La noticia no es nueva, pero ayer la cuantificó un informe de 142 páginas encargado por la congregación a una comisión independiente cuando empezaron a aflorar los primeros casos, en 2023. Fruto de esta investigación, para la que se han recogido testimonios de 114 hermanas, la mayoría de las cuales siguen en activo, y que abarca el período comprendido entre 1969 y 2012, se han detectado 1489 casos de abusos físicos –no hay indicios de abusos sexuales– fruto de un sistema puesto en marcha por la exsuperiora, Madre Marie Agnès, fallecida en 2016, caracterizado por una “autoridad excesiva e inapropiada” y una “clara desviación en todos los ámbitos”.

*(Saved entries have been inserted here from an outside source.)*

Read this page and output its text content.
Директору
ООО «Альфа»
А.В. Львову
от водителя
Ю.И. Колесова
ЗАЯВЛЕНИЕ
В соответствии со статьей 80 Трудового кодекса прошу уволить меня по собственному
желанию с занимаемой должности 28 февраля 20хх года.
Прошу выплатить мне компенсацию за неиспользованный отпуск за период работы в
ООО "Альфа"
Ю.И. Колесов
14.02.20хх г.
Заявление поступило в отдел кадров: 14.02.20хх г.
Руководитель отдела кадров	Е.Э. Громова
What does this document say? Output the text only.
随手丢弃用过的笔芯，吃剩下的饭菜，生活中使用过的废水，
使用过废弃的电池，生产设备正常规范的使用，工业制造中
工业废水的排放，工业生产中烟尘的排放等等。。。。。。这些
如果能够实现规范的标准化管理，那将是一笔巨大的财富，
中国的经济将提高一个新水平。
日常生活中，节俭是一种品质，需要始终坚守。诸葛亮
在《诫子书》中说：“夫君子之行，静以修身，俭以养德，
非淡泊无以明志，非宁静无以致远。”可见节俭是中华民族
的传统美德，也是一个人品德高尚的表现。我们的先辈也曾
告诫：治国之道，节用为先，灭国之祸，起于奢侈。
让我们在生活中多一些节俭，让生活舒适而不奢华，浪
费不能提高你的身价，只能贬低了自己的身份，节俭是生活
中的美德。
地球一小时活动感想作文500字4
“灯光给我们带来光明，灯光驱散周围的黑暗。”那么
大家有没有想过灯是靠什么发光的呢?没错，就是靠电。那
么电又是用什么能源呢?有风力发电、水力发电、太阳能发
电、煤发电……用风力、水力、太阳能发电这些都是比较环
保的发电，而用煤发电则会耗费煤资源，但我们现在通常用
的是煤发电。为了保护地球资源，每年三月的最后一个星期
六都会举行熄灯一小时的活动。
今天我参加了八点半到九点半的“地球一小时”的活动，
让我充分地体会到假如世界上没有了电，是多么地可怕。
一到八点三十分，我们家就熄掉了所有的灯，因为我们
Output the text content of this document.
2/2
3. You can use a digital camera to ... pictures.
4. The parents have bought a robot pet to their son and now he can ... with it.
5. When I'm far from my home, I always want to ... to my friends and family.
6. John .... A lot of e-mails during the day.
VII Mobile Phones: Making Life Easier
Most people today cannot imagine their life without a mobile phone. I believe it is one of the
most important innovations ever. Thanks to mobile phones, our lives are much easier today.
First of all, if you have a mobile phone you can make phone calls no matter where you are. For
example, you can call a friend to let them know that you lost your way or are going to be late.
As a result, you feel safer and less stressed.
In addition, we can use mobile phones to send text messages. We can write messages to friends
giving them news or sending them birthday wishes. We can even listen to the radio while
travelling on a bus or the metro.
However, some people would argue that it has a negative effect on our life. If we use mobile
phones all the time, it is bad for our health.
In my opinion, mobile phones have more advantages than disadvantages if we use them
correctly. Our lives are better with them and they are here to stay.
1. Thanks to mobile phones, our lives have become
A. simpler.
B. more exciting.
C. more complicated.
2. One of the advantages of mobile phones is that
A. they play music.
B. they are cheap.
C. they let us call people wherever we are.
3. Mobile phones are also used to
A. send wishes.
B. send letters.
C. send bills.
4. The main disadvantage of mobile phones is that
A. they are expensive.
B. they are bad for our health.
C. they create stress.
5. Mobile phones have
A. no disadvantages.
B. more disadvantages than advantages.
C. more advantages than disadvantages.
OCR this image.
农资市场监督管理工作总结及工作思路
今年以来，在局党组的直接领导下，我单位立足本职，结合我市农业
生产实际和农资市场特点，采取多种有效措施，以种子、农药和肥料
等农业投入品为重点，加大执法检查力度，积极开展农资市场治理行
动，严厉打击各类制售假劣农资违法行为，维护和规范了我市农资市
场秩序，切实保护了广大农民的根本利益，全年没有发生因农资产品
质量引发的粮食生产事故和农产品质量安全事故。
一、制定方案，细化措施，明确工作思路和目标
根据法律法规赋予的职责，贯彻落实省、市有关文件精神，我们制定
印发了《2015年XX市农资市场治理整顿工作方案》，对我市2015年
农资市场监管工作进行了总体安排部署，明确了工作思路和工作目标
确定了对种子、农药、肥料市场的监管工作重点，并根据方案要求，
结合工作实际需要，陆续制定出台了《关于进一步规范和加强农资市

Estructura de tipo narcisista pervertido
Según el informe, la Madre Marie Agnès, con la ayuda otras dos religiosas, identificó las debilidades de las hermanas, a las que vigilaba, acosaba y manipulaba en “una estructura de tipo narcisista pervertido”. "El espionaje, la incitación a la denuncia y el chantaje están presentes en todos los prioratos y santuarios”, relata el informe, que habla de “un contexto claramente marcado por una deriva sectaria”, como informa el diario francés Liberation.
Igualmente, la congregación “tomó el control de los bienes de las hermanas desde el postulantado” y, a veces, según la misma fuente, con “cuentas bancarias y cajas de ahorro vaciadas, herencias confiscadas por el trío dirigente, con un estilo de vida lujoso marcado por vacaciones en la Riviera Francesa o inversiones inmobiliarias en los alrededores de Vernon (Normandía)”.
El informe emite 58 recomendaciones, pide medidas correctivas, como indemnizaciones y reembolsos económicos, así como el reconocimiento oficial por parte de la Iglesia, dado que la Archidiócesis de París, señala en su información el diario galo, “no ha ejercido plenamente su papel de vigilancia”.
Con todo, también se da cuenta de que, gracias a “cambios significativos” llevados a cabo desde 2014, la congregación “ha vuelto ahora a un funcionamiento normal, aunque todavía frágil”.